Faz comparações entre Jundiaí e seu atual endereço?

Tento não fazer. É muito complicado isso. Cada lugar tem as suas próprias características. Sim, aqui temos muitas facilidades, mas muitos problemas também.

Aliás, chega a dizer que é de Jundiaí?

Sim, digo que sou de Jundiaí, e com orgulho. E acho engraçado quando as pessoas daqui tentam repetir o nome, que lhes parece diferente. Alguns ficam curiosos e querem saber mais, sobre a cidade, localização, tamanho, a cultura e culinária.

O que mais gosta e o que menos gosta dos Estados Unidos?

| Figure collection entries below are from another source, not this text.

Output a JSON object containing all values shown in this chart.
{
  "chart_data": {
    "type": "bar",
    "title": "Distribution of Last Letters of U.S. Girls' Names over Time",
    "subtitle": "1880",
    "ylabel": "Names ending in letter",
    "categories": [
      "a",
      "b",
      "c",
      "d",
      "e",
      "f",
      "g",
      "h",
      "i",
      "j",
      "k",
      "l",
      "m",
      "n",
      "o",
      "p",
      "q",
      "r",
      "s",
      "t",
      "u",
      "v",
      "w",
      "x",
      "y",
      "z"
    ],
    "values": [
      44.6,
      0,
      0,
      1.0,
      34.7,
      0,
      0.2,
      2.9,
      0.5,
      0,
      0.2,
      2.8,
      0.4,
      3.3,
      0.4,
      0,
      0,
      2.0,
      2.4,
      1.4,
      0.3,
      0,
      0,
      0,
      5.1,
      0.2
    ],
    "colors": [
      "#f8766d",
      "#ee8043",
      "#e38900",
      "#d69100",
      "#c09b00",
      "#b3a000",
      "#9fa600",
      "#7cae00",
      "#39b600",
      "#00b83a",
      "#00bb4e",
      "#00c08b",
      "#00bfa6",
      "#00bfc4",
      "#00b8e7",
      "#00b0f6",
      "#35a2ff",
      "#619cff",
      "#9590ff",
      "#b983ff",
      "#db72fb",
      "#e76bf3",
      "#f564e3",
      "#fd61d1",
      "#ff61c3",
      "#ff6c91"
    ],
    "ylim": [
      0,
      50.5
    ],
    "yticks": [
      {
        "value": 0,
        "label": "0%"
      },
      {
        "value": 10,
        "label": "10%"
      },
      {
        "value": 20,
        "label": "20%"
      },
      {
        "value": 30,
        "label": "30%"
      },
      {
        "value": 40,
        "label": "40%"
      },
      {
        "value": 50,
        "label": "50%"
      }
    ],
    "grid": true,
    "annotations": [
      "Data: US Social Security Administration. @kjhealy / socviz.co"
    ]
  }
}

A coisa que mais me impressiona aqui na cidade são as bibliotecas públicas. São várias, grandes, e com programações e cursos gratuitos para pessoas de todas as idades. O que menos gosto aqui é o sistema de transporte público, que é muito ruim. Gostaria que a cidade fosse feita mais para as pessoas andarem, mas em alguns lugares não tem nem calcadas. É uma cidade basicamente feita para pessoas que têm carro, infelizmente.

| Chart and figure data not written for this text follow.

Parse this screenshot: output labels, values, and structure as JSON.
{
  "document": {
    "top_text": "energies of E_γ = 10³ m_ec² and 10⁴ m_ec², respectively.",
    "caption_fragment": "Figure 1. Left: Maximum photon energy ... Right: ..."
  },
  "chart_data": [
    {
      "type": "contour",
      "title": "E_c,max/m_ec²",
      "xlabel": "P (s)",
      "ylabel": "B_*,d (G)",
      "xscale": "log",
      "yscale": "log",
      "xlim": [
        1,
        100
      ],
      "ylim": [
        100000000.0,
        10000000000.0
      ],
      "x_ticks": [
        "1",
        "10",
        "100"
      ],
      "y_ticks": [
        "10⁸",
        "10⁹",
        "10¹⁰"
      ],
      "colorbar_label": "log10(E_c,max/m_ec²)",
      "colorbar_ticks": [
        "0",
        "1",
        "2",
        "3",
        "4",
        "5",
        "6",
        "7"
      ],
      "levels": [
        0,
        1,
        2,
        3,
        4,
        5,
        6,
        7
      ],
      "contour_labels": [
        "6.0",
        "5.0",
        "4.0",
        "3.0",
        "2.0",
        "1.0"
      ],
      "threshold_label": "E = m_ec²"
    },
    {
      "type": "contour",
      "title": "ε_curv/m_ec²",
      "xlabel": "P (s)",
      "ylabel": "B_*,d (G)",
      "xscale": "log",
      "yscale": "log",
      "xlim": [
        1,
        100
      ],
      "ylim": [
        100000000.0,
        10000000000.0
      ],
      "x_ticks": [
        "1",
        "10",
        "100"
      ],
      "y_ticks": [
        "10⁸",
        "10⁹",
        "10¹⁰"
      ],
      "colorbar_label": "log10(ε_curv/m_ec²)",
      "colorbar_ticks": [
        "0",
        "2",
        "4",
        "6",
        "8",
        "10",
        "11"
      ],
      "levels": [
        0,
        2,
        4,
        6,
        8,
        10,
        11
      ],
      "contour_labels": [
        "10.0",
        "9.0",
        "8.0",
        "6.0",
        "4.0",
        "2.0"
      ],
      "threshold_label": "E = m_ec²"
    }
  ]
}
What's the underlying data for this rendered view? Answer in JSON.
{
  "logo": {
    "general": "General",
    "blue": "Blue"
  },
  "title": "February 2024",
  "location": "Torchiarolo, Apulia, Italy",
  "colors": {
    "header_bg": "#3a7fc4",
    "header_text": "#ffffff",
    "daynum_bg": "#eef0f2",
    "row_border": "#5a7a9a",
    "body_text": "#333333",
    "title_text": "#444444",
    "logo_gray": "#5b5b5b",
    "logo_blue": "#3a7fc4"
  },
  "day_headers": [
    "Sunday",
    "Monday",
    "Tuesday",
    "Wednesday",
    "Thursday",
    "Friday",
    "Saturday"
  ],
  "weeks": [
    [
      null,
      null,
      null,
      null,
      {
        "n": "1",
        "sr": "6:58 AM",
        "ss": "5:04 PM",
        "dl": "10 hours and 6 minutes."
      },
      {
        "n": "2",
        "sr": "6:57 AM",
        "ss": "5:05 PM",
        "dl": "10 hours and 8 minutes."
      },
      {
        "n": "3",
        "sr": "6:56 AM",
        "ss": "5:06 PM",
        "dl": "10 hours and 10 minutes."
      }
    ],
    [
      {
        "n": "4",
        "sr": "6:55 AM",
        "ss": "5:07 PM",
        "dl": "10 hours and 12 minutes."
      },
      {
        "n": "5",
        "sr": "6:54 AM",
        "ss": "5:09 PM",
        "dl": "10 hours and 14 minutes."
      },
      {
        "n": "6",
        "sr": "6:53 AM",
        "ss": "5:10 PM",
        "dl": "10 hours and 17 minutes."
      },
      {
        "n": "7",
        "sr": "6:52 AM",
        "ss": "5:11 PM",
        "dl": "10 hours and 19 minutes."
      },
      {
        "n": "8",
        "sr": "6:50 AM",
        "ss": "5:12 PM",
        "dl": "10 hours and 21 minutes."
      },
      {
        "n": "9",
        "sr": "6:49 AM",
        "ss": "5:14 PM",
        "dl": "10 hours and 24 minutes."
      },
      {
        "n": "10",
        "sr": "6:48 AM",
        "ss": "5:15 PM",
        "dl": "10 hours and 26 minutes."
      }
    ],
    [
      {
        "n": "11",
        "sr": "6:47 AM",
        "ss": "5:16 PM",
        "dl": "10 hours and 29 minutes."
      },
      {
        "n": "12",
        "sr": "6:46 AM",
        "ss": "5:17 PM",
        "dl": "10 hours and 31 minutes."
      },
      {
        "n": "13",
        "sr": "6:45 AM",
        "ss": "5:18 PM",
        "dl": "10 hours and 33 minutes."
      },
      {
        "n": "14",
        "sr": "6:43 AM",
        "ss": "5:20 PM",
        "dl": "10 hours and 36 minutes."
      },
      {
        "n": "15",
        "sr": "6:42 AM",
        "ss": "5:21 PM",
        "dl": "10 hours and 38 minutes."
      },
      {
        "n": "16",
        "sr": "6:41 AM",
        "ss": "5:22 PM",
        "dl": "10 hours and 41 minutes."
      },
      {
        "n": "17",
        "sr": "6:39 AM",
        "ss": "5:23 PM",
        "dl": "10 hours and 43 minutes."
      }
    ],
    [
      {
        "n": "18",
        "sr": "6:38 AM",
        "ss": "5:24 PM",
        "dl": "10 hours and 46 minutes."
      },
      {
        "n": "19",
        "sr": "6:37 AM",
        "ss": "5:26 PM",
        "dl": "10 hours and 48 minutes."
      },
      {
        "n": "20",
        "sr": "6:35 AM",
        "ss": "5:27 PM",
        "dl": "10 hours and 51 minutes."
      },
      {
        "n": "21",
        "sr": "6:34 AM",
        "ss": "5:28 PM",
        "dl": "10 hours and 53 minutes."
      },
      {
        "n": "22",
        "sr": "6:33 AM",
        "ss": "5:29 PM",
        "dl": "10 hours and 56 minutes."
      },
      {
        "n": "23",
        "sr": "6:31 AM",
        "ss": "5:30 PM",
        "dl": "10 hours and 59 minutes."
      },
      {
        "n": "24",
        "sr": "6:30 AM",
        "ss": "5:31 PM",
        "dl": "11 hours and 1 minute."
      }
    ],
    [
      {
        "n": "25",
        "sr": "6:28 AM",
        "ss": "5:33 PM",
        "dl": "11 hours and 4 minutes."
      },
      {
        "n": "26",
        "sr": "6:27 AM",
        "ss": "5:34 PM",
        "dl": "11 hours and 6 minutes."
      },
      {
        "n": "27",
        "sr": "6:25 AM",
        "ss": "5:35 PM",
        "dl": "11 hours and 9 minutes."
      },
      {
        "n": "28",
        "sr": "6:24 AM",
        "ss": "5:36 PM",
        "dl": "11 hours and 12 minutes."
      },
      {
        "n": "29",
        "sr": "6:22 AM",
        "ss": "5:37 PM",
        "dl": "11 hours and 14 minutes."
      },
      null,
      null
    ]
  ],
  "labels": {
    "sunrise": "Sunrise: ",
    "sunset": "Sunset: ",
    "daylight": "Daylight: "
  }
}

Você acha que nós, brasileiros, conseguiremos um dia chegar ao nível do país onde vive atualmente? 

Apesar das muitas facilidades que existem aqui para se viver, este país está longe de ser perfeito. Muitos dos problemas que vemos no Brasil acontecem aqui também, e talvez tenham ainda piorado mais nos últimos anos. Racismo e preconceito são coisas muito reais, e as desigualdades sociais aumentando cada vez mais. Os casos de assassinatos em massa aqui, principalmente em escolas, é uma coisa que não tenho nem palavras para expressar. O meu desejo para o Brasil não é que chegue ao nível daqui, mas que se torne um pais onde todas as pessoas possam viver bem, ter uma qualidade de vida saudável, tanto física como espiritualmente.

Já encontrou outros brasileiros por aí?

Sim, muitos brasileiros, principalmente os que vem estudar na LSU. Mas há alguns anos atrás aconteceu uma coisa curiosa. Fui contratada para tocar em uma orquestra, em um concerto conjunto com um dos corais da LSU. Antes do concerto alguém mencionou que havia uma brasileira naquele coral e eu fui procura saber quem era. Para a minha surpresa, ela não só era brasileira, mas jundiaiense , Cleusia Goncalvez, que estava aqui fazendo o doutorado em regência coral na LSU naquela época. E tem também a minha companheira de estante na Baton Rouge Symphony, Monica de La Hoz, de Campinas, que também fez o doutorado em viola na LSU.

Pretende, um dia, voltar?

Quem sabe? Mas se voltar, sim, acho que gostaria de voltar para Jundiai.

O que Jundiaí poderia ‘importar’ do seu atual endereço?

As bibliotecas publicas – sou apaixonada por elas!